A viagem nesta via rápida é acelerada, as curvas são largas e os vários autocarros fazem corridas entre eles onde todos se agarram aos barões dos bancos da frente. Penso: “Ainda bem que somos muitos e vamos todos juntinhos” O condutor é um jovem, usa umas luvas de couro e agita-se no banco com a adrenalina nos olhos olhando o condutor do autocarro que lhe segue ao lado. Para eles é uma excitação para mim é uma insegurança. Olho as frases alusivas a Deus. Vou falando com o meu companheiro de viagem. E tudo o resto é paisagem.
Adiante, vários polícias, mais de 20, fazem operações stop para verificarem os documentos dos condutores. Nunca a velocidade, essa não têm forma de verificar e parece-me que também não se importam. O condutor agressivo segue depois com a mesma excitação e a mesma velocidade.
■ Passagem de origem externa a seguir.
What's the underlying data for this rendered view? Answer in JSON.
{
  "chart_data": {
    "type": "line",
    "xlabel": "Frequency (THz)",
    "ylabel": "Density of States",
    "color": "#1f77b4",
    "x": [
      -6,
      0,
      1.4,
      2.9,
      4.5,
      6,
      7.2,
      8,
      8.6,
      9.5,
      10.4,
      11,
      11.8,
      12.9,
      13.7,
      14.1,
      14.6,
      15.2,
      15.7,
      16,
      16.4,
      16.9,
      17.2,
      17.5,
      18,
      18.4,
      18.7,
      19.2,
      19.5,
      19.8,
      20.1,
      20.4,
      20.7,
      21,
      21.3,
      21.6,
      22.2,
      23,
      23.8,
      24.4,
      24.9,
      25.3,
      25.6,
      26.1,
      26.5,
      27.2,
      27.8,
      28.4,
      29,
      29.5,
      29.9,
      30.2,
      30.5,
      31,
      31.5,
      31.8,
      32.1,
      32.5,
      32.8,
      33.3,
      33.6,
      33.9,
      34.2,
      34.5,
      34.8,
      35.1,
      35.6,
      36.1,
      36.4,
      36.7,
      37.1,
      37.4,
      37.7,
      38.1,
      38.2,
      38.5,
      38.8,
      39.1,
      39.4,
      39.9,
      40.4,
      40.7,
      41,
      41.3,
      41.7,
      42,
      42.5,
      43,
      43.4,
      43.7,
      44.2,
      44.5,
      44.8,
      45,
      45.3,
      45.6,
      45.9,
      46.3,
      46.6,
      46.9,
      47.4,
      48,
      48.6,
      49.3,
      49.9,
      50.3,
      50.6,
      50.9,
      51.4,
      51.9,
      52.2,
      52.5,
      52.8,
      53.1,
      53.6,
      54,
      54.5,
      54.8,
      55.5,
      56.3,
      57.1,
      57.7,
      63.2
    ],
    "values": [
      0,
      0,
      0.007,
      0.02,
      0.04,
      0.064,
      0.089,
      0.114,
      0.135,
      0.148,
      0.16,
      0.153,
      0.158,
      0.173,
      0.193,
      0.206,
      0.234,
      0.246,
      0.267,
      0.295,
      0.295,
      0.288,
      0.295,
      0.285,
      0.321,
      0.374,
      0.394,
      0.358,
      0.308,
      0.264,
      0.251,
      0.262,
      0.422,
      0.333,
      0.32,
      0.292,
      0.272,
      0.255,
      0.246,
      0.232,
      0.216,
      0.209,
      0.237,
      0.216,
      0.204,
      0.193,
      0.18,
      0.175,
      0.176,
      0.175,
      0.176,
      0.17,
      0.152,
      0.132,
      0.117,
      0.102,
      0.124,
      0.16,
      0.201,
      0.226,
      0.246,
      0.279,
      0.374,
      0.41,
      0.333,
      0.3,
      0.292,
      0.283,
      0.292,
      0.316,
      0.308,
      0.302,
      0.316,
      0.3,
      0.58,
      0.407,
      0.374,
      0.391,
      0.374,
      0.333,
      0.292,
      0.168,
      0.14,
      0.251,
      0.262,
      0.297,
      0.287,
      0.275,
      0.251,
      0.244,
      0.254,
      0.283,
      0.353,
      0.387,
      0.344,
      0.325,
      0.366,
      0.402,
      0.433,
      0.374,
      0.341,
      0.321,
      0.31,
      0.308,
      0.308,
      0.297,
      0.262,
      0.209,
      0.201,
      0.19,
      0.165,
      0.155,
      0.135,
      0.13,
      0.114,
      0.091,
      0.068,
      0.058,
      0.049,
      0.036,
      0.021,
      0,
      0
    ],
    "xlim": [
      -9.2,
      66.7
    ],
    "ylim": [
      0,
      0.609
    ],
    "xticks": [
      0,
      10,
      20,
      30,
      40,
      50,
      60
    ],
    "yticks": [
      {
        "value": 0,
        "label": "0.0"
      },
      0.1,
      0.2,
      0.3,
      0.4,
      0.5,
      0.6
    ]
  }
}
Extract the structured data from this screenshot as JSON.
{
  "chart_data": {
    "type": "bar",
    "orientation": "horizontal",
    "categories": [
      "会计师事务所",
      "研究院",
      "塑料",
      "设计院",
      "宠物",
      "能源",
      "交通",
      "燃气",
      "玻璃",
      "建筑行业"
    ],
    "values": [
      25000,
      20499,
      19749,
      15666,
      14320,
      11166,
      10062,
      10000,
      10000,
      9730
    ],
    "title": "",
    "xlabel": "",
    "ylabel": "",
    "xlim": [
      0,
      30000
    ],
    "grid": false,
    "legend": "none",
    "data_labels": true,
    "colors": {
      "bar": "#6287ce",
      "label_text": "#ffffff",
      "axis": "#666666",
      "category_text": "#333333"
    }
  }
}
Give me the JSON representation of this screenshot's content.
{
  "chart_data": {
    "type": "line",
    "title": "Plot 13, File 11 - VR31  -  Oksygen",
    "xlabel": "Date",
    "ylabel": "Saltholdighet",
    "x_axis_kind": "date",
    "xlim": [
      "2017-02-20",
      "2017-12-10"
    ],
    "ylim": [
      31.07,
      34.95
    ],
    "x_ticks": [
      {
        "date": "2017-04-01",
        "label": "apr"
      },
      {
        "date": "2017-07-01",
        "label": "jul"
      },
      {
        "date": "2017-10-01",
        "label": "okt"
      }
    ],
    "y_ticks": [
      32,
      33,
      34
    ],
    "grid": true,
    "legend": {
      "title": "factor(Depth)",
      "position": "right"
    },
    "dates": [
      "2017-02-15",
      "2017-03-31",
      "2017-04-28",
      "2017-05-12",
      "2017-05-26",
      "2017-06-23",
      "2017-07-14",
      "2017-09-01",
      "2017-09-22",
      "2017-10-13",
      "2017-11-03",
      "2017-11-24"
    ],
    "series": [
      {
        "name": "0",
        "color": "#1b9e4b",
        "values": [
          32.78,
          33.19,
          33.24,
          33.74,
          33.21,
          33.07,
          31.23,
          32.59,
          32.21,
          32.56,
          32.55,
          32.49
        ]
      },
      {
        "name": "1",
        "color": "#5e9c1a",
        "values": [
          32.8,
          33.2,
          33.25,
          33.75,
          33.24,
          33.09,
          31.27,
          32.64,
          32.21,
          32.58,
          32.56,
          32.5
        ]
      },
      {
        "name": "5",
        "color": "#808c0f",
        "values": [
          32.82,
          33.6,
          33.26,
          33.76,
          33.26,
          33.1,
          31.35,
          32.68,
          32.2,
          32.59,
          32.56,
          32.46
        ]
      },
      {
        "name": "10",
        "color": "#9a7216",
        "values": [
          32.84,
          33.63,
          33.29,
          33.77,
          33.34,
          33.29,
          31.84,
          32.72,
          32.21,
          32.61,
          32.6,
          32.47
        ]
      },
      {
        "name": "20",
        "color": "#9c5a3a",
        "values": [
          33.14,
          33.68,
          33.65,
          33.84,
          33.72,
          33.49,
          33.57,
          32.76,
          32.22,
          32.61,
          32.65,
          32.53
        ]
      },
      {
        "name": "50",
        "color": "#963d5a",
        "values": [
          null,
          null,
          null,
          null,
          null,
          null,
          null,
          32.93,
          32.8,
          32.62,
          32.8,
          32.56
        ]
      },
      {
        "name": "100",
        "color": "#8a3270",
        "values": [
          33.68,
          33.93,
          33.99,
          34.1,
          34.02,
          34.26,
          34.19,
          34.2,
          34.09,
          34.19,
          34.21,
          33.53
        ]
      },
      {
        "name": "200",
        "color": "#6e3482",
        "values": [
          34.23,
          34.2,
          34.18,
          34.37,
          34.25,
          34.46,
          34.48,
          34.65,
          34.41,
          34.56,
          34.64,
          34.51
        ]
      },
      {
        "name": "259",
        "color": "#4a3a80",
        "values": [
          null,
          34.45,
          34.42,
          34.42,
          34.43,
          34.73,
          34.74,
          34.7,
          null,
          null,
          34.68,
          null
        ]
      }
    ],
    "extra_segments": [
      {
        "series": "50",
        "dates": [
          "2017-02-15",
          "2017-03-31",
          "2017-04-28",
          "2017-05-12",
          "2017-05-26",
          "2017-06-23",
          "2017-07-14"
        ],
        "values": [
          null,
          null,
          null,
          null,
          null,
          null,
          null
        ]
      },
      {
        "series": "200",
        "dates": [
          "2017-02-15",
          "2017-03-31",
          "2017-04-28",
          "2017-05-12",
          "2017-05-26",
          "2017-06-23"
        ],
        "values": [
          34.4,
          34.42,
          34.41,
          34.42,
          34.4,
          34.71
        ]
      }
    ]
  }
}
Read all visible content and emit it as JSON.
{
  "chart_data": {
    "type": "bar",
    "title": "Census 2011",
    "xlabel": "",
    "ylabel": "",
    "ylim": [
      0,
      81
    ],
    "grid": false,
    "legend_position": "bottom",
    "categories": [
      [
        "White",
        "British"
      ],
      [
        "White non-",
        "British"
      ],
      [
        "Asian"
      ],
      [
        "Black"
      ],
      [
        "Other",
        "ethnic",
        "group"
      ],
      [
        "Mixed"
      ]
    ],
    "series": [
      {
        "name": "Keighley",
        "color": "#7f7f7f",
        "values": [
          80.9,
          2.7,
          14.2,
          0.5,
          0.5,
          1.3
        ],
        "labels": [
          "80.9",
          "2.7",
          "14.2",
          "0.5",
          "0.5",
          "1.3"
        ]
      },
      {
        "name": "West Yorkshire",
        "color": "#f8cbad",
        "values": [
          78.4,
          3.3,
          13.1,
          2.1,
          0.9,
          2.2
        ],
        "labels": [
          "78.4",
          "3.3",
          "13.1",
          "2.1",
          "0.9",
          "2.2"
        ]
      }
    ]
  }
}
Chego ao destino. O jovem levanta a voz, aponta-me o dedo e dali saio de mais uma viagem. Poucas foram as viagens com este stress, a maioria das viagens foram terrivelmente simpáticas e alegres. O regresso de Antígua com Mihnea foi semelhante à de ida de shuthle para Antígua (excepto o preço). E além do mais, tive o prazer de ouvir a sua fantástica história de vida. O regresso de Chichicastenango fez-me conhecer o José e a sua filha que viviam em Xela. A criança espevitada fazia alegrar qualquer viagem. A viagem para Xela fez-me conhecer Sílvia, que me apresentou a sua família e dias mais tarde reencontramo-nos em Panajachel.
As viagens de “chicken buses” são famosas pelo melhor e pelo pior da Guatemala. Assustadoras mas também terrivelmente alegres. No final, são provavelmente umas melhores formas de estar entre o povo.